Weaviate error "transferring leadership" on single node cluster

Description

We are seeing periodic errors in Weaviate, “transferring leadership” but we are only using a single node cluster so the RAFT algorithm makes no sense here. It takes hours for Weaviate to recover sometimes, and it brings down our whole application.

We also see these errors in the client when this happens:

API_ERROR:
UnexpectedStatusCodeError
message: Collection may not exist.! Unexpected status code: 500, with response body: {‘error’: [{‘message’: ‘failed to execute query: leader not found’}]}.

This is our environement variables:

ENV QUERY_DEFAULTS_LIMIT=25
ENV AUTHENTICATION_ANONYMOUS_ACCESS_ENABLED=true
ENV PERSISTENCE_DATA_PATH=/var/lib/weaviate
ENV DEFAULT_VECTORIZER_MODULE=none
ENV ENABLE_MODULES=text2vec-cohere,text2vec-huggingface,text2vec-palm,text2vec-openai,generative-openai,generative-cohere,generative-palm,ref2vec-centroid,reranker-cohere,qna-openai,backup-filesystem
ENV CLUSTER_HOSTNAME=node1
ENV BACKUP_FILESYSTEM_PATH=‘/var/lib/weaviate/backups’

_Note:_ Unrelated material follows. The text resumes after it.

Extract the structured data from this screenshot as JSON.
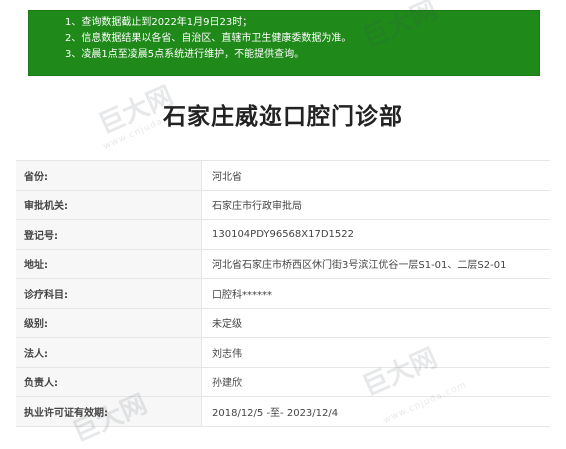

One proposed solution I saw somewhere is setting:

ENV RAFT_BOOTSTRAP_EXPECT=1

Will that help?

Server Setup Information

  • Weaviate Server Version: Docker file semitechnologies/weaviate:1.26.5
  • Deployment Method: k8s
  • Multi Node? No Number of Running Nodes: 1
  • Client Language and Version: Python 3.10
  • Multitenancy?: No

Any additional Information

For some reason we are unable to reproduce the problem on our development environment, only in production. The only difference I can see is the size of the database, production is much larger.

Good morning @Stefan_Edlund :sunrise_over_mountains:

Welcome to our community! It’s lovely to have you on board.

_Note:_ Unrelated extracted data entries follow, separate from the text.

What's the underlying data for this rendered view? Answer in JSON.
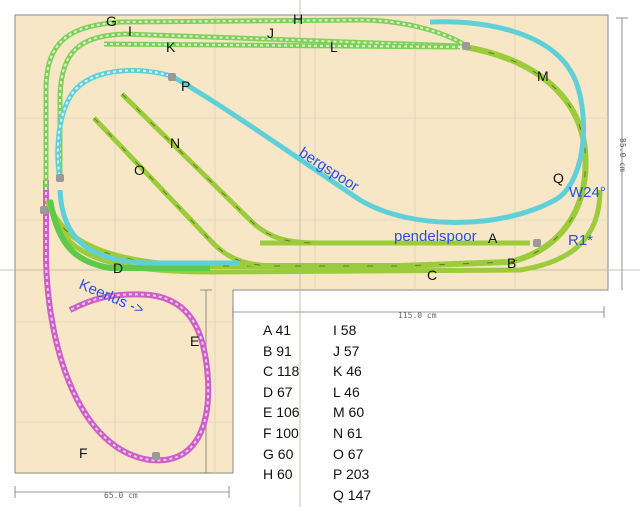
{
  "colors": {
    "board": "#f8e7c6",
    "grid": "#d9d3c8",
    "track_green": "#9ccc3c",
    "track_green_dark": "#5aa33a",
    "track_blue": "#5fd0d8",
    "track_magenta": "#cc5fc8",
    "label_blue": "#2b4fe0"
  },
  "labels": {
    "bergspoor": "bergspoor",
    "pendelspoor": "pendelspoor",
    "keerlus": "Keerlus ->",
    "w24": "W24°",
    "r1": "R1*"
  },
  "dimensions": {
    "width_top": "115.0 cm",
    "width_bottom": "65.0 cm",
    "height_right": "85.0 cm"
  },
  "track_letters": [
    "A",
    "B",
    "C",
    "D",
    "E",
    "F",
    "G",
    "H",
    "I",
    "J",
    "K",
    "L",
    "M",
    "N",
    "O",
    "P",
    "Q"
  ],
  "legend_left": [
    "A 41",
    "B 91",
    "C 118",
    "D 67",
    "E 106",
    "F 100",
    "G 60",
    "H 60"
  ],
  "legend_right": [
    "I 58",
    "J 57",
    "K 46",
    "L 46",
    "M 60",
    "N 61",
    "O 67",
    "P 203",
    "Q 147"
  ]
}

RAFT implementation is used to ensure fault tolerance in multi-node clusters. In a single-node setup, RAFT cannot elect leaders or followers as there are no peers. As a result, it is unable to proceed with leadership transfer, which is why you’re seeing those logs

These leadership failure messages is not critical issues, and Weaviate should continue functioning as expected in a single-node configuration. For stability & performance, especially in production environments, we typically recommend a 3-node setup as minimum.

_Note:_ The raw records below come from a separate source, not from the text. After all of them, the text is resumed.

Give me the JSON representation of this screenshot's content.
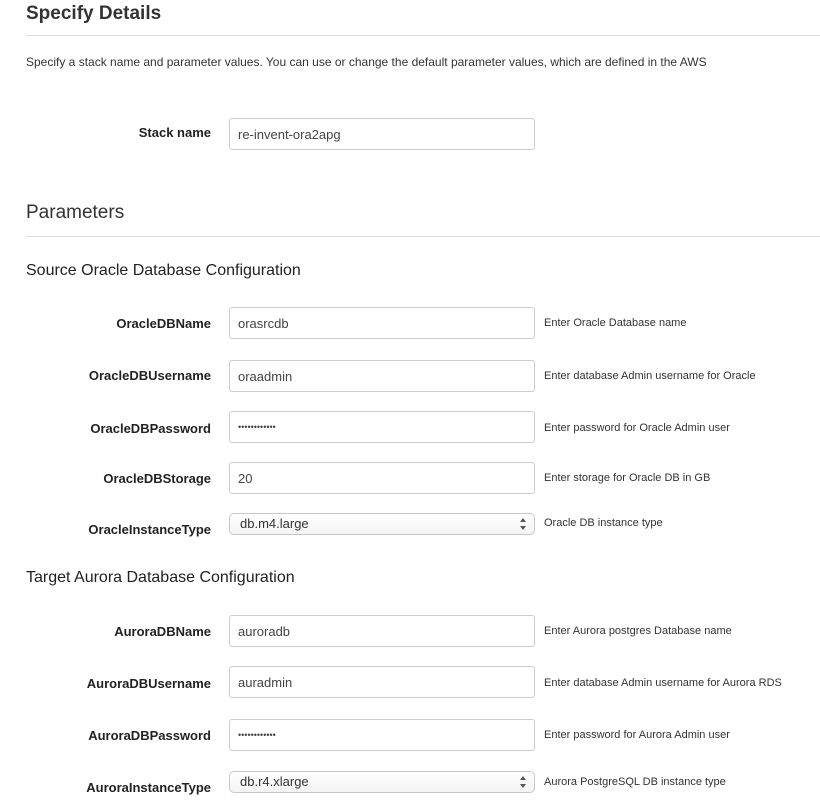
{
  "header": {
    "title": "Specify Details",
    "description": "Specify a stack name and parameter values. You can use or change the default parameter values, which are defined in the AWS"
  },
  "stack": {
    "label": "Stack name",
    "value": "re-invent-ora2apg"
  },
  "parameters": {
    "title": "Parameters",
    "source": {
      "title": "Source Oracle Database Configuration",
      "fields": [
        {
          "label": "OracleDBName",
          "value": "orasrcdb",
          "hint": "Enter Oracle Database name"
        },
        {
          "label": "OracleDBUsername",
          "value": "oraadmin",
          "hint": "Enter database Admin username for Oracle"
        },
        {
          "label": "OracleDBPassword",
          "value": "••••••••••••",
          "hint": "Enter password for Oracle Admin user"
        },
        {
          "label": "OracleDBStorage",
          "value": "20",
          "hint": "Enter storage for Oracle DB in GB"
        },
        {
          "label": "OracleInstanceType",
          "value": "db.m4.large",
          "hint": "Oracle DB instance type"
        }
      ]
    },
    "target": {
      "title": "Target Aurora Database Configuration",
      "fields": [
        {
          "label": "AuroraDBName",
          "value": "auroradb",
          "hint": "Enter Aurora postgres Database name"
        },
        {
          "label": "AuroraDBUsername",
          "value": "auradmin",
          "hint": "Enter database Admin username for Aurora RDS"
        },
        {
          "label": "AuroraDBPassword",
          "value": "••••••••••••",
          "hint": "Enter password for Aurora Admin user"
        },
        {
          "label": "AuroraInstanceType",
          "value": "db.r4.xlarge",
          "hint": "Aurora PostgreSQL DB instance type"
        }
      ]
    }
  }
}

You can set the following:

  • name: RAFT_JOIN

value: weaviate-0

  • name: RAFT_BOOTSTRAP_EXPECT

value: “1”

Actually, this step of setting env is not strictly necessary, as the error logs do not affect Weaviate’s operations.

Best regards,
Mohamed Shahin,
Weaviate Support Engineer

Hi Mohamed,

the fix using RAFT_BOOT_EXPECT did not work work so we reverted back and got rid of it. Weaviate is taking forever for us to start up. We see lots of entries like this in the log
{"action":"lsm_recover_from_active_wal","build_git_commit":"353d907","build_go_version":"go1.22.7","build_image_tag":"1.26.5","build_wv_version":"1.26.5","class":"INTERNET_SEARCH_cf5bac2e_94d4_45b6_9dd0_37fc3c4f39c5","index":"internet_search_cf5bac2e_94d4_45b6_9dd0_37fc3c4f39c5","level":"warning","msg":"empty write-ahead-log found. Did weaviate crash prior to this or the tenant on/loaded from the cloud? Nothing to recover from this file.","path":"/var/lib/weaviate/internet_search_cf5bac2e_94d4_45b6_9dd0_37fc3c4f39c5/eCdjnhtViEoQ/lsm/property__id/segment-1733796788431478066","shard":"eCdjnhtViEoQ","time":"2024-12-13T17:53:23Z"}

{

Are they harmless? It takes forever to Weaviate to start up, and it’s bringing our application to a halt, we could very much use some help here.

Hi @Stefan_Edlund !!

Those messages will usually appear after a crash.

Do you, by any chance, have a lot of collections?

The more collections you have , more Weaviate can take to start accordingly.

If you have multiple collections, all of them with the same properties, you need to leverage the multi tenancy feature.

Let me know if this is your scenario here.

Also, we suggest to always use the latest version. There was a lot of improvements since 1.26.5

Thanks!

Hi Duda,

likely we have lots of collections. What’s the latest version?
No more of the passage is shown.